Elena lifted a hand to her mouth and ran from the room.
No one said a word when she returned after emptying her stomach. Raphael put his arm around her while Sara passed her a bottle of water. As she drank, she saw that she wasn’t the only one with a white face. Further, Izak and Suyin were also missing.
Both returned to be handed their own bottles of water.
Elena reached out a free hand to take Izzy’s. He let her, cuddling in surreptitiously on one side of her. She loved her archangel all the more that he let the young angel be, though Izzy’s wings had to be dangerously close to touching his own.
“What did I miss?” It came out husky, her throat raw.
“That commander bowing down on one knee to Lijuan,” her best friend told her, while Illium said something to Suyin that made the tight pain of her expression soften. Trust Bluebell to get through to a woman so wounded she had no faith in anyone.

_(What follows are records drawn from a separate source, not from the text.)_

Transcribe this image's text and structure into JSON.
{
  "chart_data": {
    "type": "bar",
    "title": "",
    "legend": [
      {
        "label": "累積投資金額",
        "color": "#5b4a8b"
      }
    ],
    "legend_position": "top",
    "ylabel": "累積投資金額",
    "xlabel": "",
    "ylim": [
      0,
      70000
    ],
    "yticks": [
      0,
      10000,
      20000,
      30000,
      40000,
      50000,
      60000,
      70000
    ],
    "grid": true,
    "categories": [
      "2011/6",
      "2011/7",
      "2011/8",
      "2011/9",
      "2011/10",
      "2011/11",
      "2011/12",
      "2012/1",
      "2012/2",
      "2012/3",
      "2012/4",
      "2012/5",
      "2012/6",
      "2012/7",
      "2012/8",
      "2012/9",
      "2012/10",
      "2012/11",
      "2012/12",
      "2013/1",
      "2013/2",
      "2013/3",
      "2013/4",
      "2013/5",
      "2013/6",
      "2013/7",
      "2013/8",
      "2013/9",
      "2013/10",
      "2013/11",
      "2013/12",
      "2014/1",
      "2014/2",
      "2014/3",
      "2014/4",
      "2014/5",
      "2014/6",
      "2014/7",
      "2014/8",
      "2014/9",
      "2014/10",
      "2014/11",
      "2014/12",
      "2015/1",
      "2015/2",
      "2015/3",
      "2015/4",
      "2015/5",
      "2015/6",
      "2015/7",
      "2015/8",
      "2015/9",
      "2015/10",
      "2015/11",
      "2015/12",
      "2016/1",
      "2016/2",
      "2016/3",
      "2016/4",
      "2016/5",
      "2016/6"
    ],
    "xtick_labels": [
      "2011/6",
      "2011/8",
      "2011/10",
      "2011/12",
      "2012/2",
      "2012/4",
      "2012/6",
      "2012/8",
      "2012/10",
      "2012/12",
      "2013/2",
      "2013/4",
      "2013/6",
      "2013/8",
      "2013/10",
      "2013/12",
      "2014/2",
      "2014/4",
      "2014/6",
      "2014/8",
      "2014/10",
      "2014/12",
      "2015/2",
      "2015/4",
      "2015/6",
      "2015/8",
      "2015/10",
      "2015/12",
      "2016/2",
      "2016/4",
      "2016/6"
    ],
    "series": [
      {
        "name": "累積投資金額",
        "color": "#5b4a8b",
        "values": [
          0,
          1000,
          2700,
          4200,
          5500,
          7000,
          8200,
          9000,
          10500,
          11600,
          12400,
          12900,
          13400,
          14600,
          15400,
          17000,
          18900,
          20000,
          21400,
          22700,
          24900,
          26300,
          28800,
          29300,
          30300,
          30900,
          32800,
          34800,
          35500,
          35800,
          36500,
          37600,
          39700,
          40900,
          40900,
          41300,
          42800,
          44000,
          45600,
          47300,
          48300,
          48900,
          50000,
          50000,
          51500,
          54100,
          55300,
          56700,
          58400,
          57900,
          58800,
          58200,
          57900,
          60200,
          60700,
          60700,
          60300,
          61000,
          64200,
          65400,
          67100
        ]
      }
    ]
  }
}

“The two left together,” Ashwini added. “The queen and her knight.”
“That’s exactly how Xi sees himself,” Dmitri said, his cheekbones sharp against his bronzed skin. “Any luck getting us another visual on them, V?”
“Not yet.” Vivek had his eyes narrowed, his lips pursed bloodlessly tight as he worked. “Might be time to activate a crawler.” A sudden stiffness. “Things look like bugs and are super stealthy, but have a much narrower field of view.”
“I suggest a new name,” Aodhan murmured. “Bugs.”
“Yeah, bugs it is.” Vivek took another two seconds. “Bug’s on the move.”
At first, all they saw from the bug’s low position were the windows of the buildings opposite and the odd angel flying low. “Her army isn’t all in uniform this time around,” Elena said, that fact only now registering.
Raphael stirred. “Are all our people marked?”
“Yes,” Dmitri confirmed. “If they aren’t in uniform, they’re wearing armbands signifying their allegiance.” He glanced at Illium. “Bluebell, get your squadron leaders to fly out with extras while we’re in the cease-fire. I don’t want the bands accessible to Lijuan’s troops.”
It was only as Illium headed out that she saw he’d had his hand curled over Aodhan’s brutally fisted one. What nightmares did Sparkle remember, she thought. What ugliness had this stirred up?
His departure left Aodhan and Suyin side by side, and the picture they made was startling: Aodhan’s glittering beauty against the ice white of her skin and hair. A symphony of cold starlight and the heart of the sun.
“No time to make uniforms for such a grand army?” Janvier’s molasses of a voice, slow and easy, but the bayou green of his eyes was as hard as jade.
Ashwini ran a hand down his back. All of them attempting to comfort one another.
“Lack of markings could be on purpose, a way to cause confusion in battle,” Dmitri pointed out.
Jason opened out his wings, settled them back in. “We could turn that around, use her lack of uniforms against her.”
Nodding agreement, Raphael said, “Brief Naasir on the situation so he can utilize it as soon as he arrives. He’s going to be heading into enemy territory.”
“I heard from him just before the cease-fire,” Dmitri said. “He and Galen should be here by morning. They helped Elijah’s people move the vulnerable in the Refuge into the most central stronghold. Jessamy and all the babies and kids are in there, along with the majority of the Medica team. Keir’s missing, said to be in Michaela’s territory.”
Elena thought back, realized the most central Refuge stronghold was Favashi’s. Her people certainly had no loyalty to Lijuan or Charisemnon. Keir must be with Michaela’s child.
If I know him, he’s already left with the babe, Raphael replied. He’ll be making his way to the Refuge along isolated routes. Michaela would not want her child in her territory when Lijuan’s infected present the threat of a plague.